What is a composting toilet?
A composting toilet is a great way to help the environment and save water.
Have you gone green? It seems everything has gone green lately including the Oscars. With Al Gore's environmental Nobel prize and more and more celebrities jumping on the green bandwagon, we're going to hear about ways we can make our lives more environmentally reponsible. In new home construction, installing a composting toilet is one way to have less negative impact on the environment.
How a Composting Toilet Works
Composting toilets are also knows as waterless, dry or biological toilets. A composting toilet breaks down human waste into humus, a soil-like substance kind of like what you find on the forest floor. Aerobic bacteria breaks down the waste. After the waste has been properly composted, it can be used as a soil additive around fruit trees and other garden areas.
Composting toilets are not connected to a septic or sewer system; they are completely contained. Now, if you've never heard of a composting toilet before, you're probably thinking that it sounds pretty disgusting and smelly. But actually, a composting toilet that is properly installed will not emit an odor, and it is very sanitary.

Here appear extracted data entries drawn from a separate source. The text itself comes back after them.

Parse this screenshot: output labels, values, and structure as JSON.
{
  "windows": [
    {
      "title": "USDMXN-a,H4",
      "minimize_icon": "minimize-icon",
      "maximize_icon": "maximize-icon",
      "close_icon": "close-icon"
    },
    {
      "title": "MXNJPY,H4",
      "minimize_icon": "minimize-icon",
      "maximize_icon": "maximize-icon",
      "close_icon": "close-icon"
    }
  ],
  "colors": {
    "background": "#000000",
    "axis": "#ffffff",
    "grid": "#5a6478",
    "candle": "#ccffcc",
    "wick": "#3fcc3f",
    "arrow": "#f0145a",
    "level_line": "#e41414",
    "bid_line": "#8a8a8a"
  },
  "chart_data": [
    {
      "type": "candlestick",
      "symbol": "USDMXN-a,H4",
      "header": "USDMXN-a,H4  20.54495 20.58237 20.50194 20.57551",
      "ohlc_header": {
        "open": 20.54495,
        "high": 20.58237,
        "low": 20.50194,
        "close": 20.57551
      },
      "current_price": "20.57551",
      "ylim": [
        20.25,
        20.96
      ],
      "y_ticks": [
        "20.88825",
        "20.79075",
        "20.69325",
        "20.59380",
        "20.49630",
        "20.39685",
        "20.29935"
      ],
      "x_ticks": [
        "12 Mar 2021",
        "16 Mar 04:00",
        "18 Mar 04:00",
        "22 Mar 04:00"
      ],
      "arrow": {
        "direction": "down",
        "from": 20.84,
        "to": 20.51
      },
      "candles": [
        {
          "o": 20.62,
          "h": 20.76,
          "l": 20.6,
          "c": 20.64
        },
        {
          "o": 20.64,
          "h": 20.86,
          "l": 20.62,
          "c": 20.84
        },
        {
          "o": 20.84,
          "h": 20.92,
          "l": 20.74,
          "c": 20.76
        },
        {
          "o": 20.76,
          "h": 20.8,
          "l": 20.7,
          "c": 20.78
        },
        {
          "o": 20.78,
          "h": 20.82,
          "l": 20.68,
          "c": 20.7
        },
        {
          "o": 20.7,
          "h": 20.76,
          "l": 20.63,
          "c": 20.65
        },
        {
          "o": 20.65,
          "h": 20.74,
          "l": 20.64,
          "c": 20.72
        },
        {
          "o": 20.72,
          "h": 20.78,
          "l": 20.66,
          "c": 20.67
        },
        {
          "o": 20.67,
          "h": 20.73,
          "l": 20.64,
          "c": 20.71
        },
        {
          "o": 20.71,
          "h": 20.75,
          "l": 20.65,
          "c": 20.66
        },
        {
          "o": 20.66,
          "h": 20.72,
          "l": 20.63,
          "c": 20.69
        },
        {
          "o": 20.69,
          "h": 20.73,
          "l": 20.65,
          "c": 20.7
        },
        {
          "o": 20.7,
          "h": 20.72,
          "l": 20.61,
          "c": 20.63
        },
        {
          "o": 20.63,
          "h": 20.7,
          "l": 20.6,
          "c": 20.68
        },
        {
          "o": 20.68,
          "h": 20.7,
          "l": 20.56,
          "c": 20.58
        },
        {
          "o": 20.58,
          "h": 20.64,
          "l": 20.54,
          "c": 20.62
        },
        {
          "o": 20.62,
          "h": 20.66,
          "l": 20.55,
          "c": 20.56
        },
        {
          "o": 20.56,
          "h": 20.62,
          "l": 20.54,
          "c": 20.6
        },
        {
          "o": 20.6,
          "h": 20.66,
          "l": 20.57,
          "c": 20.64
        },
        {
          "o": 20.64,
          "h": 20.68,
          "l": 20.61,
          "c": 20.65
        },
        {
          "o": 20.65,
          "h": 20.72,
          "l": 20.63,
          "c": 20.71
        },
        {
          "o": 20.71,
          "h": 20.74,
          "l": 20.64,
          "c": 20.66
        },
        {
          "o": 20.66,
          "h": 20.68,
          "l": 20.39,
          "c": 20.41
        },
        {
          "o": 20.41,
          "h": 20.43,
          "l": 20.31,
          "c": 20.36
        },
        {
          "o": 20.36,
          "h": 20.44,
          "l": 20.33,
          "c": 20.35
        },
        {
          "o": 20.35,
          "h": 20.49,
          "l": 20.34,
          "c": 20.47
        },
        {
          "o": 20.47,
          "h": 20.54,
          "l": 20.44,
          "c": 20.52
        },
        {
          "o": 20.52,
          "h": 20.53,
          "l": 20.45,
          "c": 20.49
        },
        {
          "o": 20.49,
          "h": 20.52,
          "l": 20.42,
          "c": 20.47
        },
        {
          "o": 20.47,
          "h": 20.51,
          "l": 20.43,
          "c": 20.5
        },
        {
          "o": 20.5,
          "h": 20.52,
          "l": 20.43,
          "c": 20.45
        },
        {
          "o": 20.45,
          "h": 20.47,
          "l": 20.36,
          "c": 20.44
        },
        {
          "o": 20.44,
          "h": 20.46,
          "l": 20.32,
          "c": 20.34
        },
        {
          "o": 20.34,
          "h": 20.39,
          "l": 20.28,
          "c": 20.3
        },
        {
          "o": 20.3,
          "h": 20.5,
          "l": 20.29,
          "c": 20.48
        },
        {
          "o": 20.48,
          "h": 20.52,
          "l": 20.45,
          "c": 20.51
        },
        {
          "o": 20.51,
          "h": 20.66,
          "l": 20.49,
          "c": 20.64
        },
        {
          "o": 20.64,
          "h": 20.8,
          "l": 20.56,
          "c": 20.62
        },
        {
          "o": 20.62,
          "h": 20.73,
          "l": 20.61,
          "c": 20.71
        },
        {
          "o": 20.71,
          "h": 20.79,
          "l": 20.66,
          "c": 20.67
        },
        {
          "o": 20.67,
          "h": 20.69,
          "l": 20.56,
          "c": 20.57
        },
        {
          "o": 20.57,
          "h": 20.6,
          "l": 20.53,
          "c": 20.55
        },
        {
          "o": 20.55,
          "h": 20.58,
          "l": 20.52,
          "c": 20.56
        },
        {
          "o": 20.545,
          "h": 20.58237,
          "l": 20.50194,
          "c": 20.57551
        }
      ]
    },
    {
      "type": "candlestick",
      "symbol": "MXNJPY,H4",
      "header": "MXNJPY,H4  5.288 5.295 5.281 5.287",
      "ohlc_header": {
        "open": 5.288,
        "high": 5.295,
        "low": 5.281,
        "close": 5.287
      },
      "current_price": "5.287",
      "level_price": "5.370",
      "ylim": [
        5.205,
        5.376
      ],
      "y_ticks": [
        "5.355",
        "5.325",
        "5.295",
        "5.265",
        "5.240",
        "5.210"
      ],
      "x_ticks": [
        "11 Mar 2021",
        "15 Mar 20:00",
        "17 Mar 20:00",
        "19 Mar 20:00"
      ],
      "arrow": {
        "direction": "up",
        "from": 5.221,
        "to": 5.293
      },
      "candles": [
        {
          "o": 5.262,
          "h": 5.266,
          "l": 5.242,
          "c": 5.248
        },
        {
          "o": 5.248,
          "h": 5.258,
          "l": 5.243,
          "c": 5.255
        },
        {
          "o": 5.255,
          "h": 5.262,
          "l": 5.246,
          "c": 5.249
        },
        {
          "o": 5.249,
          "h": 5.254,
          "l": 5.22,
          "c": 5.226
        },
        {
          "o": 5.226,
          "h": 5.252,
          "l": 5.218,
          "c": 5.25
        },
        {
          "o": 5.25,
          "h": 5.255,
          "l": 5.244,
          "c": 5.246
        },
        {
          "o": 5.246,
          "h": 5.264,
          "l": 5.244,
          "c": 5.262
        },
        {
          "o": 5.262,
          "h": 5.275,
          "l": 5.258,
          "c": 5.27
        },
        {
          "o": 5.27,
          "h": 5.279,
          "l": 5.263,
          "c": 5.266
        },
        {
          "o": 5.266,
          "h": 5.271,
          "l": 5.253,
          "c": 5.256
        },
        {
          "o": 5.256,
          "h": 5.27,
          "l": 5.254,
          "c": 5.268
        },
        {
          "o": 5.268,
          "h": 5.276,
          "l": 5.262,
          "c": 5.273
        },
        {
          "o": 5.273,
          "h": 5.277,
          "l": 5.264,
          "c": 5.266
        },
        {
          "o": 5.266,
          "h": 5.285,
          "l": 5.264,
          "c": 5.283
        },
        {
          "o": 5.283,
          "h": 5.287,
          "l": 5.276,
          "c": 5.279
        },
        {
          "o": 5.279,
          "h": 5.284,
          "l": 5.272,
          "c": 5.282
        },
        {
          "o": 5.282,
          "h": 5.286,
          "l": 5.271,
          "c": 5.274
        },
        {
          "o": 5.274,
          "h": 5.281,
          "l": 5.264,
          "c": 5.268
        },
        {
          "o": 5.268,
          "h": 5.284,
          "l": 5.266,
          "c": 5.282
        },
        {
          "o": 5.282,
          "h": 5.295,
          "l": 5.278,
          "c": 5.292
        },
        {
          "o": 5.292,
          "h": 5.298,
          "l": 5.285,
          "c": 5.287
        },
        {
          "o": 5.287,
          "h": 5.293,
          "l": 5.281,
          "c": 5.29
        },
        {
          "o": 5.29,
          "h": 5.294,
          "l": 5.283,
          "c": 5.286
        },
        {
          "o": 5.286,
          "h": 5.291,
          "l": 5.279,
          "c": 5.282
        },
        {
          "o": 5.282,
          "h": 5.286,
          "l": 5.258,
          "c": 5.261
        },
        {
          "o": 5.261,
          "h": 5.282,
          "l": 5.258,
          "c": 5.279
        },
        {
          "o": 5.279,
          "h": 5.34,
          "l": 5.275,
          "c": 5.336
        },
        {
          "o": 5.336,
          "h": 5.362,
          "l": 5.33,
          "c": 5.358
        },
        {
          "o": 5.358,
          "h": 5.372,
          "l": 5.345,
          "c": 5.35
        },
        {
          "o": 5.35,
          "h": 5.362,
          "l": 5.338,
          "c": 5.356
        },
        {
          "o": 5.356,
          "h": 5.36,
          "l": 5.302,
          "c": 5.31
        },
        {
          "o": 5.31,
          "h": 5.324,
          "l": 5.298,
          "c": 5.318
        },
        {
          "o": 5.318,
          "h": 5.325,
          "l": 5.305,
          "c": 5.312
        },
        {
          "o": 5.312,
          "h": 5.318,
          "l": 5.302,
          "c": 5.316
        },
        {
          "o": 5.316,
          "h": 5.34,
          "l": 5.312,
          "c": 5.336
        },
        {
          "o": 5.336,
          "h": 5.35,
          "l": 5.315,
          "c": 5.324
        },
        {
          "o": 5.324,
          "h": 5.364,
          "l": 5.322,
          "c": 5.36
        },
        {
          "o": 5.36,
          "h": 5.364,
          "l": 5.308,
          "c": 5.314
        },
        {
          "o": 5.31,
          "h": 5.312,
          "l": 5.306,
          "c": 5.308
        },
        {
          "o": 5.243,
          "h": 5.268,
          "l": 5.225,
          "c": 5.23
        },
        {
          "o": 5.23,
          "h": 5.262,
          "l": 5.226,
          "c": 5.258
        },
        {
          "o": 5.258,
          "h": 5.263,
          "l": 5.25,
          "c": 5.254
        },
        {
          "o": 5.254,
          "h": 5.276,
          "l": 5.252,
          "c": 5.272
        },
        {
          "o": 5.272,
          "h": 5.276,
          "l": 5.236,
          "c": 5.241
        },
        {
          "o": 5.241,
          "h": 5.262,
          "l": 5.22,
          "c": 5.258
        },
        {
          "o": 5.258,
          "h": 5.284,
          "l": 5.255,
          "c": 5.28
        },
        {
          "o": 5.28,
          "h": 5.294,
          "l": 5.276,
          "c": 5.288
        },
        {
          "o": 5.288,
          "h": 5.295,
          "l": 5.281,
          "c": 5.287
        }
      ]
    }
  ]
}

The Parts of the Composting Toilet
The composting toilet consists of three parts: a place to sit like a normal toilet, a composting chamber where waste is broken down and sanitized, and a drying chamber which reduces the amount of sewage by allowing moisture to evaporate. Some composting toilets are completely automatic with an electric crank that turns the composting material after the toilet has been used. Other models are manual, requiring the person to turn a crank a few times to stir the compost after use. This aerates the material, adding oxygen which is needed by the aerobic bacteria to break down the waste.
Removing the Compost
After the composting chamber becomes full – usually every six months or so, it is removed and replaced with an empty one. The full composting chamber is left to continue the composting process. After a year the material inside is fully composted and ready to be used for a soil additive. Some models have rotating chambers, thus eliminating the need to manually remove chambers as often.
Why Use One
Every time we flush an ordinary toilet, we flush away gallons of usable water. Composting toilets use little or no water, thus preserving our natural water resources. Since the waste composts into a usable material, it is not run through a sewer treatment plant, which requires the addition of chemicals into our water systems. And, for those people who wish to live off the grid and are not dependent on the government for their sewer and septic, a composting toilet is a way of becoming more self-sufficient.
A composting toilet is a different way of thinking about sewage and a way to make your home more environmentally friendly.